Finding beauty and risking vulnerability through joy, is a monumental feat when in NSO to life. What awe is fantastically good at is taking that which rattles us, and instead calms, dazzles or assures us, thus morphing the full catastrophe of living into shimmering stardust. Even amidst suffering, life affords us ample opportunities to pause and take in the beauty, and when we can let our perspectives soften, things like our time-worn hands or the death of a relationship offer up potential in cultivating a gentleness.

I spent years eluding heartache, and in turn, the totality of joy. Despite my proclivity for sad memoirs and murder ballads, I did my best to keep loss at bay and maximize pleasure. On numerous occasions, I grasped when I should have let go, and with the steadfastness of Icarus, I burst into flames, then ash, then water. Loss has given me the gift of perspective and age (ironically) time. Grief is merciful that way.

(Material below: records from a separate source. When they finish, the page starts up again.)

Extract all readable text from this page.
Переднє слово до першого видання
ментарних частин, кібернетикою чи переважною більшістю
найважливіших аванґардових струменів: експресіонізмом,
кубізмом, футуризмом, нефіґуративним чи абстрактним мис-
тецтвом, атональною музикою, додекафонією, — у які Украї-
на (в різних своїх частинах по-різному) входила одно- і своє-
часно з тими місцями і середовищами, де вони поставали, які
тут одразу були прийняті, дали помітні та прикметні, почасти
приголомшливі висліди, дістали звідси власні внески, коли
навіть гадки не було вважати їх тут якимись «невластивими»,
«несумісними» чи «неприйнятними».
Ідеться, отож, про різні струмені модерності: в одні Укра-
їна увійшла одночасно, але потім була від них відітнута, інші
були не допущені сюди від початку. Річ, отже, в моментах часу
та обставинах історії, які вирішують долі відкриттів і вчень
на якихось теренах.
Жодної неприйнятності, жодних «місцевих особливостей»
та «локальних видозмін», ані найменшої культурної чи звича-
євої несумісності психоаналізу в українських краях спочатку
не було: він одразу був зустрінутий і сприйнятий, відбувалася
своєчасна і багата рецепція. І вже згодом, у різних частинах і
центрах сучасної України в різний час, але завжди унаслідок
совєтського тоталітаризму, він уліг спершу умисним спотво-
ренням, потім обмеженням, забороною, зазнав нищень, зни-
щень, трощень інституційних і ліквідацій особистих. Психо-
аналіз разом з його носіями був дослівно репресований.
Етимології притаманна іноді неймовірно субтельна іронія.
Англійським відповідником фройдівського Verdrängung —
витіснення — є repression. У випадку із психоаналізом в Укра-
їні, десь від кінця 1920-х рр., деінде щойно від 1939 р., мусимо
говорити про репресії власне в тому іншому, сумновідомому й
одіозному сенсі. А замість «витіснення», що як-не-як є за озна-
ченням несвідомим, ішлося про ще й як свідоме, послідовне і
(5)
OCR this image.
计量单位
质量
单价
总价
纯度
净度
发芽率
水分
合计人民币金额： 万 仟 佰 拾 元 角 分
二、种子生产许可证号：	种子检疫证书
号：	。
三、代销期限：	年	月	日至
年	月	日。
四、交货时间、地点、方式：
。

When I was a child, my father kept honeybees. He’d lull them to sleep with smoke while we plundered their hives. In the space of an hour, I’d taste sweet nectar, get stung by a bee, and doze in the afternoon shade. It was all there: delight, pain, oblivion.

I don’t know much, only that the same force that created that honeycomb ravaged my father’s heart — that there is salvation to be found in mystery, tiny things, and being wrong, that foreboding joy and negative sentiment override are universal wounds of humanity which we must minister to tenderly and with care — and that in time, if we do not turn towards love, we turn towards nothing.